A month or so back, my brother and I found a spot from which to escape from people. Most everybody, that is. It’s a dam up in the mountains just a few miles off a major road, but apparently not very well known. We went there both Saturday and Sunday for a few hours of fishing and just to get away from it all. Saturday I caught a reallyreally small largemouth which attacked a lure not much smaller than itself – and that was it as far as our catch for the weekend – but it was enough. Being out on decently sized lakes with no one else in sight was a reward unto itself. Last week was kind of a tipping point for me, you see. I’d had just about enough of the world, I think.
It all started out on Sunday, when I watched an old man collapse in a pool of his own blood and guts on a white tiled floor. I looked into his eyes after calling for help and saw neither fear nor acceptance – just confusion. That disturbed me on a level I hadn’t experienced since thinking about post-death consciousness every night when I was ten or so. His wife cradled his head and sobbingly pleaded with him to stay focused for the twenty minutes it took for the paramedics to arrive. When they came, they put on surgical masks and gloves before touching the old man. When they left, they tracked bloody footprints out the door. I left out the back exit and felt strangely sick when the sunlight hit my face.

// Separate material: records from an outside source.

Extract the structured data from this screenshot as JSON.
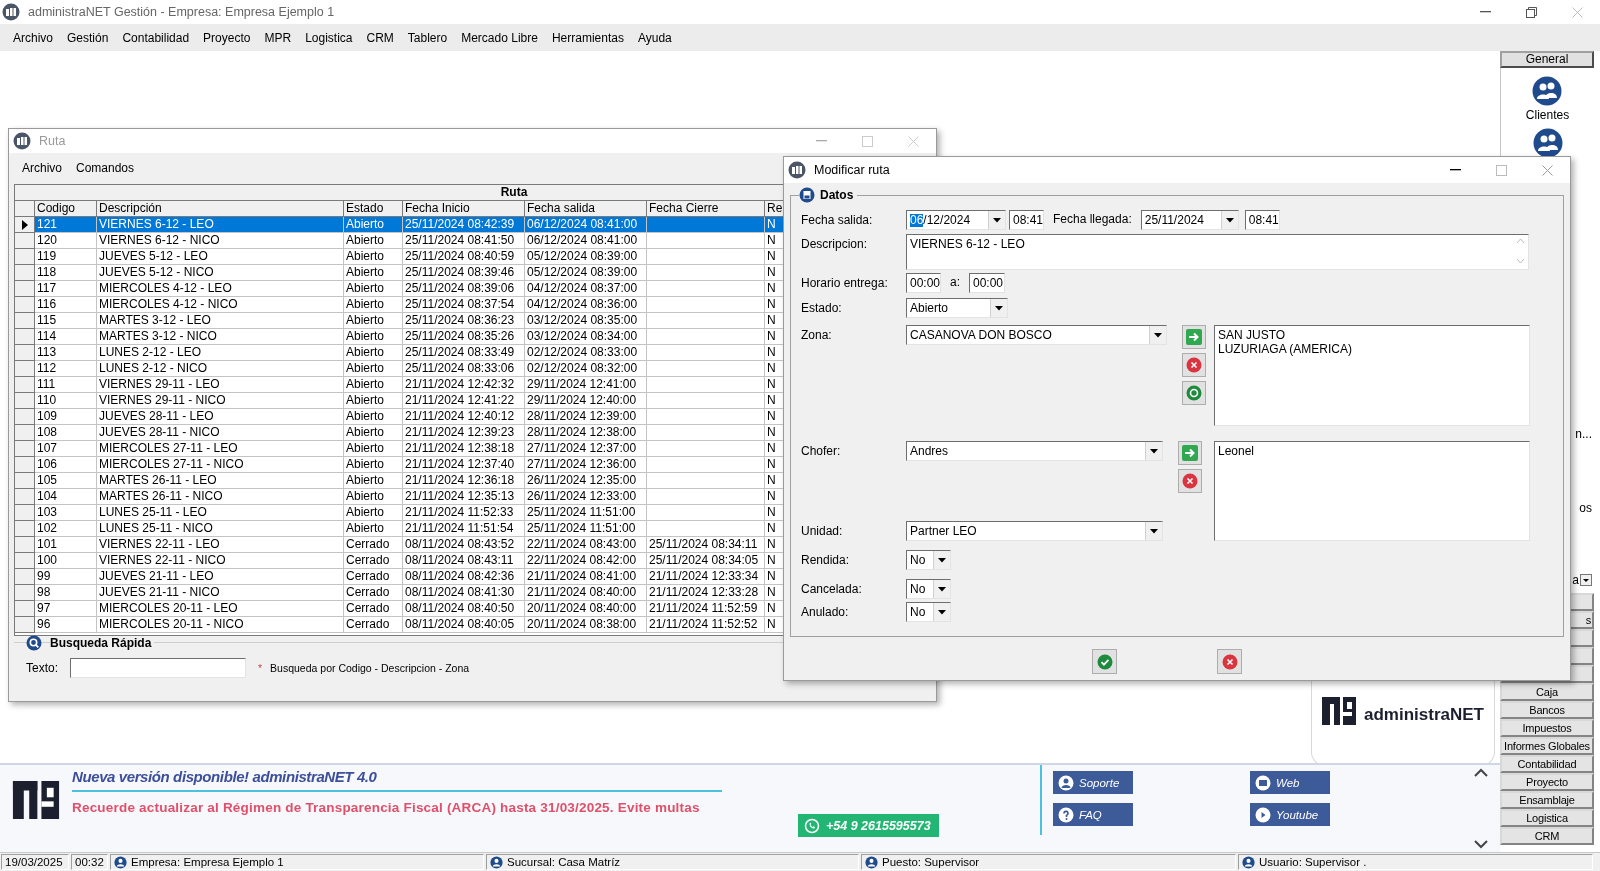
{
  "app": {
    "title": "administraNET Gestión - Empresa: Empresa Ejemplo 1",
    "menu": [
      {
        "label": "Archivo"
      },
      {
        "label": "Gestión"
      },
      {
        "label": "Contabilidad"
      },
      {
        "label": "Proyecto"
      },
      {
        "label": "MPR"
      },
      {
        "label": "Logistica"
      },
      {
        "label": "CRM"
      },
      {
        "label": "Tablero"
      },
      {
        "label": "Mercado Libre"
      },
      {
        "label": "Herramientas"
      },
      {
        "label": "Ayuda"
      }
    ]
  },
  "ruta_window": {
    "title": "Ruta",
    "menu": [
      {
        "label": "Archivo"
      },
      {
        "label": "Comandos"
      }
    ],
    "grid": {
      "title": "Ruta",
      "columns": [
        "Codigo",
        "Descripción",
        "Estado",
        "Fecha Inicio",
        "Fecha salida",
        "Fecha Cierre",
        "Re"
      ],
      "rows": [
        {
          "selected": true,
          "cells": [
            "121",
            "VIERNES 6-12 - LEO",
            "Abierto",
            "25/11/2024 08:42:39",
            "06/12/2024 08:41:00",
            "",
            "N"
          ]
        },
        {
          "selected": false,
          "cells": [
            "120",
            "VIERNES 6-12 - NICO",
            "Abierto",
            "25/11/2024 08:41:50",
            "06/12/2024 08:41:00",
            "",
            "N"
          ]
        },
        {
          "selected": false,
          "cells": [
            "119",
            "JUEVES 5-12 - LEO",
            "Abierto",
            "25/11/2024 08:40:59",
            "05/12/2024 08:39:00",
            "",
            "N"
          ]
        },
        {
          "selected": false,
          "cells": [
            "118",
            "JUEVES 5-12 - NICO",
            "Abierto",
            "25/11/2024 08:39:46",
            "05/12/2024 08:39:00",
            "",
            "N"
          ]
        },
        {
          "selected": false,
          "cells": [
            "117",
            "MIERCOLES 4-12 - LEO",
            "Abierto",
            "25/11/2024 08:39:06",
            "04/12/2024 08:37:00",
            "",
            "N"
          ]
        },
        {
          "selected": false,
          "cells": [
            "116",
            "MIERCOLES 4-12 - NICO",
            "Abierto",
            "25/11/2024 08:37:54",
            "04/12/2024 08:36:00",
            "",
            "N"
          ]
        },
        {
          "selected": false,
          "cells": [
            "115",
            "MARTES 3-12 - LEO",
            "Abierto",
            "25/11/2024 08:36:23",
            "03/12/2024 08:35:00",
            "",
            "N"
          ]
        },
        {
          "selected": false,
          "cells": [
            "114",
            "MARTES 3-12 - NICO",
            "Abierto",
            "25/11/2024 08:35:26",
            "03/12/2024 08:34:00",
            "",
            "N"
          ]
        },
        {
          "selected": false,
          "cells": [
            "113",
            "LUNES 2-12 - LEO",
            "Abierto",
            "25/11/2024 08:33:49",
            "02/12/2024 08:33:00",
            "",
            "N"
          ]
        },
        {
          "selected": false,
          "cells": [
            "112",
            "LUNES 2-12 - NICO",
            "Abierto",
            "25/11/2024 08:33:06",
            "02/12/2024 08:32:00",
            "",
            "N"
          ]
        },
        {
          "selected": false,
          "cells": [
            "111",
            "VIERNES 29-11 - LEO",
            "Abierto",
            "21/11/2024 12:42:32",
            "29/11/2024 12:41:00",
            "",
            "N"
          ]
        },
        {
          "selected": false,
          "cells": [
            "110",
            "VIERNES 29-11 - NICO",
            "Abierto",
            "21/11/2024 12:41:22",
            "29/11/2024 12:40:00",
            "",
            "N"
          ]
        },
        {
          "selected": false,
          "cells": [
            "109",
            "JUEVES 28-11 - LEO",
            "Abierto",
            "21/11/2024 12:40:12",
            "28/11/2024 12:39:00",
            "",
            "N"
          ]
        },
        {
          "selected": false,
          "cells": [
            "108",
            "JUEVES 28-11 - NICO",
            "Abierto",
            "21/11/2024 12:39:23",
            "28/11/2024 12:38:00",
            "",
            "N"
          ]
        },
        {
          "selected": false,
          "cells": [
            "107",
            "MIERCOLES 27-11 - LEO",
            "Abierto",
            "21/11/2024 12:38:18",
            "27/11/2024 12:37:00",
            "",
            "N"
          ]
        },
        {
          "selected": false,
          "cells": [
            "106",
            "MIERCOLES 27-11 - NICO",
            "Abierto",
            "21/11/2024 12:37:40",
            "27/11/2024 12:36:00",
            "",
            "N"
          ]
        },
        {
          "selected": false,
          "cells": [
            "105",
            "MARTES 26-11 - LEO",
            "Abierto",
            "21/11/2024 12:36:18",
            "26/11/2024 12:35:00",
            "",
            "N"
          ]
        },
        {
          "selected": false,
          "cells": [
            "104",
            "MARTES 26-11 - NICO",
            "Abierto",
            "21/11/2024 12:35:13",
            "26/11/2024 12:33:00",
            "",
            "N"
          ]
        },
        {
          "selected": false,
          "cells": [
            "103",
            "LUNES 25-11 - LEO",
            "Abierto",
            "21/11/2024 11:52:33",
            "25/11/2024 11:51:00",
            "",
            "N"
          ]
        },
        {
          "selected": false,
          "cells": [
            "102",
            "LUNES 25-11 - NICO",
            "Abierto",
            "21/11/2024 11:51:54",
            "25/11/2024 11:51:00",
            "",
            "N"
          ]
        },
        {
          "selected": false,
          "cells": [
            "101",
            "VIERNES 22-11 - LEO",
            "Cerrado",
            "08/11/2024 08:43:52",
            "22/11/2024 08:43:00",
            "25/11/2024 08:34:11",
            "N"
          ]
        },
        {
          "selected": false,
          "cells": [
            "100",
            "VIERNES 22-11 - NICO",
            "Cerrado",
            "08/11/2024 08:43:11",
            "22/11/2024 08:42:00",
            "25/11/2024 08:34:05",
            "N"
          ]
        },
        {
          "selected": false,
          "cells": [
            "99",
            "JUEVES 21-11 - LEO",
            "Cerrado",
            "08/11/2024 08:42:36",
            "21/11/2024 08:41:00",
            "21/11/2024 12:33:34",
            "N"
          ]
        },
        {
          "selected": false,
          "cells": [
            "98",
            "JUEVES 21-11 - NICO",
            "Cerrado",
            "08/11/2024 08:41:30",
            "21/11/2024 08:40:00",
            "21/11/2024 12:33:28",
            "N"
          ]
        },
        {
          "selected": false,
          "cells": [
            "97",
            "MIERCOLES 20-11 - LEO",
            "Cerrado",
            "08/11/2024 08:40:50",
            "20/11/2024 08:40:00",
            "21/11/2024 11:52:59",
            "N"
          ]
        },
        {
          "selected": false,
          "cells": [
            "96",
            "MIERCOLES 20-11 - NICO",
            "Cerrado",
            "08/11/2024 08:40:05",
            "20/11/2024 08:38:00",
            "21/11/2024 11:52:52",
            "N"
          ]
        }
      ]
    },
    "quick_search": {
      "title": "Busqueda Rápida",
      "label": "Texto:",
      "mark": "*",
      "hint": "Busqueda por Codigo - Descripcion - Zona"
    }
  },
  "dialog": {
    "title": "Modificar ruta",
    "group": "Datos",
    "fecha_salida": {
      "label": "Fecha salida:",
      "selected": "06",
      "value": "/12/2024",
      "time": "08:41"
    },
    "fecha_llegada": {
      "label": "Fecha llegada:",
      "value": "25/11/2024",
      "time": "08:41"
    },
    "descripcion": {
      "label": "Descripcion:",
      "value": "VIERNES 6-12 - LEO"
    },
    "horario": {
      "label": "Horario entrega:",
      "from": "00:00",
      "separator": "a:",
      "to": "00:00"
    },
    "estado": {
      "label": "Estado:",
      "value": "Abierto"
    },
    "zona": {
      "label": "Zona:",
      "value": "CASANOVA  DON BOSCO",
      "list": [
        "SAN JUSTO",
        "LUZURIAGA (AMERICA)"
      ]
    },
    "chofer": {
      "label": "Chofer:",
      "value": "Andres",
      "list": [
        "Leonel"
      ]
    },
    "unidad": {
      "label": "Unidad:",
      "value": "Partner LEO"
    },
    "flags": [
      {
        "label": "Rendida:",
        "value": "No"
      },
      {
        "label": "Cancelada:",
        "value": "No"
      },
      {
        "label": "Anulado:",
        "value": "No"
      }
    ]
  },
  "sidebar": {
    "header": "General",
    "shortcuts": [
      {
        "kind": "labeled",
        "label": "Clientes"
      },
      {
        "kind": "icon"
      }
    ],
    "fragments": [
      {
        "kind": "text",
        "text": "n..."
      },
      {
        "kind": "text",
        "text": "os"
      },
      {
        "kind": "dropdown",
        "text": "a"
      }
    ],
    "buttons": [
      {
        "kind": "covered"
      },
      {
        "kind": "covered",
        "label": "s"
      },
      {
        "kind": "covered"
      },
      {
        "kind": "covered"
      },
      {
        "kind": "covered"
      },
      {
        "kind": "full",
        "label": "Caja"
      },
      {
        "kind": "full",
        "label": "Bancos"
      },
      {
        "kind": "full",
        "label": "Impuestos"
      },
      {
        "kind": "full",
        "label": "Informes Globales"
      },
      {
        "kind": "full",
        "label": "Contabilidad"
      },
      {
        "kind": "full",
        "label": "Proyecto"
      },
      {
        "kind": "full",
        "label": "Ensamblaje"
      },
      {
        "kind": "full",
        "label": "Logistica"
      },
      {
        "kind": "full",
        "label": "CRM"
      }
    ]
  },
  "logo": {
    "text": "administraNET"
  },
  "banner": {
    "headline": "Nueva versión disponible! administraNET 4.0",
    "notice": "Recuerde actualizar al Régimen de Transparencia Fiscal (ARCA) hasta 31/03/2025. Evite multas",
    "whatsapp": "+54 9 2615595573",
    "links": [
      {
        "kind": "support",
        "label": "Soporte"
      },
      {
        "kind": "web",
        "label": "Web"
      },
      {
        "kind": "faq",
        "label": "FAQ"
      },
      {
        "kind": "youtube",
        "label": "Youtube"
      }
    ]
  },
  "status_bar": [
    {
      "kind": "text",
      "text": "19/03/2025"
    },
    {
      "kind": "text",
      "text": "00:32"
    },
    {
      "kind": "icon",
      "text": "Empresa: Empresa Ejemplo 1"
    },
    {
      "kind": "icon",
      "text": "Sucursal: Casa Matríz"
    },
    {
      "kind": "icon",
      "text": "Puesto: Supervisor"
    },
    {
      "kind": "icon",
      "text": "Usuario: Supervisor ."
    }
  ]
}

Tuesday I left for a business meeting in Osaka as documented in my previous post. I feel more and more apologetic as the years go on for having to explain why so many of my fellow countrymen are brash, ignorant, racist dunderfucks. On a side note, do you know how much compensation I get from the company for having to spend a night away from home plus 6 meals? Around ten bucks. Ten bucks, as in, fuck me, may I have another? Fuck me. The really sad thing is, it used to be around twenty bucks and people feel really cheated about it having been cut in half. Shit, the last time the union reps came around, I contemplated throwing a handful of pennies at them and saying, “dinner’s on me, assholes.”

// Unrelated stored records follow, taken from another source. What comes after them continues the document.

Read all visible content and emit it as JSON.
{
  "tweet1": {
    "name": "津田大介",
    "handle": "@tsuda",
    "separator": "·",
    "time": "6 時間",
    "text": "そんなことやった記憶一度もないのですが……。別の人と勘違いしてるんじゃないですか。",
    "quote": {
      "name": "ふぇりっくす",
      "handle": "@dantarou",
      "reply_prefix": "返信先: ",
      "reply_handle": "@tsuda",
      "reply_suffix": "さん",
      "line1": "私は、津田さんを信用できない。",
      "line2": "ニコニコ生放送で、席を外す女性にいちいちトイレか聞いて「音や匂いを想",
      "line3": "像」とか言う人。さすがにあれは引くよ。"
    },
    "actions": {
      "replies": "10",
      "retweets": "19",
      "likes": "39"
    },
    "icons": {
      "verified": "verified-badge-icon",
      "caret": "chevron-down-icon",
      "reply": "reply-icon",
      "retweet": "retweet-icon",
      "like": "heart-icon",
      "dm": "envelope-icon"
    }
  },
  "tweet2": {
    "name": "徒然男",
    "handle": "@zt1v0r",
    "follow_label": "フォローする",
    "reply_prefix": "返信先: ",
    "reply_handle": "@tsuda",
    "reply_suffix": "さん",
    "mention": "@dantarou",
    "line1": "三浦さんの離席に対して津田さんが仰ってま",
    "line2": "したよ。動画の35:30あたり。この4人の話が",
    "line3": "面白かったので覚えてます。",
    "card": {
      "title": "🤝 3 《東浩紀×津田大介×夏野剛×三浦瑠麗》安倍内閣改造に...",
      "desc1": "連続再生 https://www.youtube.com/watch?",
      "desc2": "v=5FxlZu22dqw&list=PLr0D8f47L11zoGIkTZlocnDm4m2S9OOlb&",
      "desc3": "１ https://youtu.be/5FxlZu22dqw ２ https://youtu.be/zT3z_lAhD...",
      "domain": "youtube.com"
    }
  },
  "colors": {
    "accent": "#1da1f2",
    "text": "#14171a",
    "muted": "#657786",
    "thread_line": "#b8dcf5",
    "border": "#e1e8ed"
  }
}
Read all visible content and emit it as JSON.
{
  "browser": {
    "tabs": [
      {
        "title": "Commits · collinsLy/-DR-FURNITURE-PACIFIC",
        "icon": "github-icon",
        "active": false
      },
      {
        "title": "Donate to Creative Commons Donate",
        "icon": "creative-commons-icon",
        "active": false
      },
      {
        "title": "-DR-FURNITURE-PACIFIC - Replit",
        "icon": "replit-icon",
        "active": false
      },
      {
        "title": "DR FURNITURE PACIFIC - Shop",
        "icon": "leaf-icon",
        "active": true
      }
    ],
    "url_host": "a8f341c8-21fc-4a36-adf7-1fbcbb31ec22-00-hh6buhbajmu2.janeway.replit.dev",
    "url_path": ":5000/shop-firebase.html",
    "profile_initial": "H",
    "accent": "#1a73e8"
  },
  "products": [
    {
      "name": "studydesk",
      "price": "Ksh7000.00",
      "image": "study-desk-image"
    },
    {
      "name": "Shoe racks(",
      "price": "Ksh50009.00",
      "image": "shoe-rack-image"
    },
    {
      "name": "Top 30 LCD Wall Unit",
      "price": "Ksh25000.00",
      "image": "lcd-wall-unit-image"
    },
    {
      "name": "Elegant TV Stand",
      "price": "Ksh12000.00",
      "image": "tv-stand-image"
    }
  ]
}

Wednesday I came back from said business trip on a bus directly through a fairly major typhoon. Luckily, I was tired as hell and the huge bus windows amplified the lightning into a trippy ambient light show. I zoned out to this and stopped watching the realtime destruction reports on the TV mounted in the center aisle. Crossing over the longest suspension bridge in the world to my island in heavy winds was kind of tense, though (Bus driver on radio to dispatcher: “Advise others to turn back. Brakes are sluggish and we are moving forward even though I’m not using the gas.”). Cool.

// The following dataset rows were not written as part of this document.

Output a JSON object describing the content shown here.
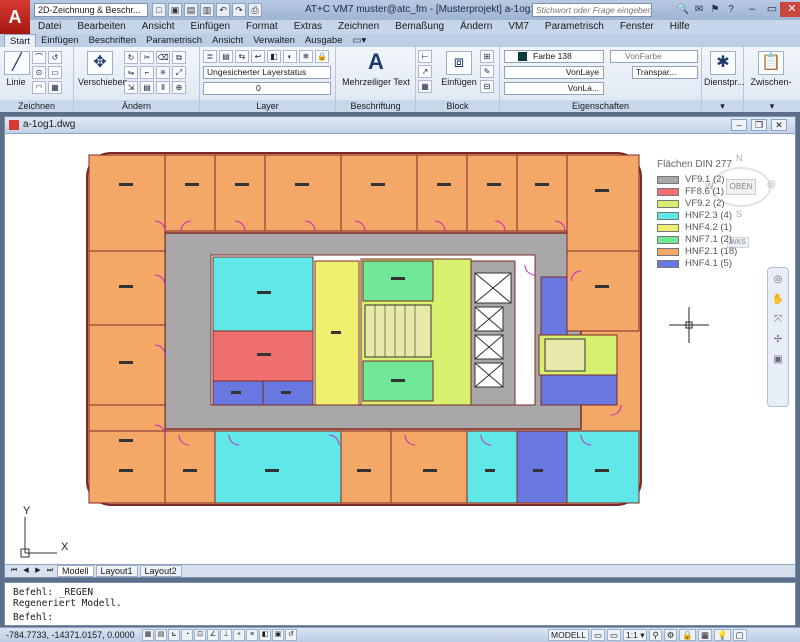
{
  "title_bar": {
    "workspace": "2D-Zeichnung & Beschr...",
    "window_title": "AT+C VM7     muster@atc_fm - [Musterprojekt]    a-1og1.dwg",
    "search_placeholder": "Stichwort oder Frage eingeben",
    "qat": [
      "□",
      "▣",
      "▤",
      "▥",
      "↶",
      "↷",
      "⎙"
    ],
    "icons": [
      "🔍",
      "✉",
      "⚑",
      "?"
    ]
  },
  "menu": [
    "Datei",
    "Bearbeiten",
    "Ansicht",
    "Einfügen",
    "Format",
    "Extras",
    "Zeichnen",
    "Bemaßung",
    "Ändern",
    "VM7",
    "Parametrisch",
    "Fenster",
    "Hilfe"
  ],
  "ribbon_tabs": [
    "Start",
    "Einfügen",
    "Beschriften",
    "Parametrisch",
    "Ansicht",
    "Verwalten",
    "Ausgabe",
    "▭▾"
  ],
  "ribbon": {
    "zeichnen": {
      "label": "Zeichnen",
      "line": "Linie"
    },
    "aendern": {
      "label": "Ändern",
      "move": "Verschieben"
    },
    "layer": {
      "label": "Layer",
      "state": "Ungesicherter Layerstatus",
      "current": "0"
    },
    "beschriftung": {
      "label": "Beschriftung",
      "mtext": "Mehrzeiliger Text"
    },
    "block": {
      "label": "Block",
      "insert": "Einfügen"
    },
    "eigenschaften": {
      "label": "Eigenschaften",
      "color": "Farbe 138",
      "color2": "VonFarbe",
      "linetype": "VonLaye",
      "lineweight": "VonLa...",
      "transparency": "Transpar..."
    },
    "dienst": "Dienstpr...",
    "clipboard": "Zwischen-"
  },
  "document": {
    "title": "a-1og1.dwg",
    "legend_title": "Flächen DIN 277",
    "legend": [
      {
        "label": "VF9.1 (2)",
        "color": "#a8a8a8"
      },
      {
        "label": "FF8.6 (1)",
        "color": "#f07070"
      },
      {
        "label": "VF9.2 (2)",
        "color": "#d8f070"
      },
      {
        "label": "HNF2.3 (4)",
        "color": "#60e8e8"
      },
      {
        "label": "HNF4.2 (1)",
        "color": "#f0f070"
      },
      {
        "label": "NNF7.1 (2)",
        "color": "#70e898"
      },
      {
        "label": "HNF2.1 (18)",
        "color": "#f4a868"
      },
      {
        "label": "HNF4.1 (5)",
        "color": "#6878e0"
      }
    ],
    "compass": {
      "n": "N",
      "s": "S",
      "w": "W",
      "top": "OBEN",
      "wcs": "WKS"
    },
    "ucs_x": "X",
    "ucs_y": "Y",
    "layout_tabs": [
      "Modell",
      "Layout1",
      "Layout2"
    ]
  },
  "command": {
    "line1": "Befehl: _REGEN",
    "line2": "Regeneriert Modell.",
    "prompt": "Befehl:"
  },
  "status": {
    "coords": "-784.7733, -14371.0157, 0.0000",
    "model": "MODELL",
    "scale": "1:1 ▾"
  }
}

Thursday, the pipes under our kitchen sink decided to burst. Fortunately, my girlfriend and my little brother took care of it and I only saw the aftermath: Everything previously under the sink on my kitchen floor, cupboards being dried out with electric fan. Yes, Nam and Adam handled the crisis and my late arrival/presence was superfluous. Genuinely cool.
Friday I got in a huge fight with my girlfriend, but I sucked it all up because I was so tired and in a “gee this isn’t fair, but beat me up emotionally anyway” state of mind. (By the way, the whole fight was probably all my fault, even though I’ll never admit it.)
So by the time Saturday and Sunday rolled around, I was ready for 12-hour slumber sessions followed by the Nature Boy routine. Our new hideaway did not disappoint. Bunny rabbits, deer, and baby bass. And on Saturday, I even forgot to take my cellphone.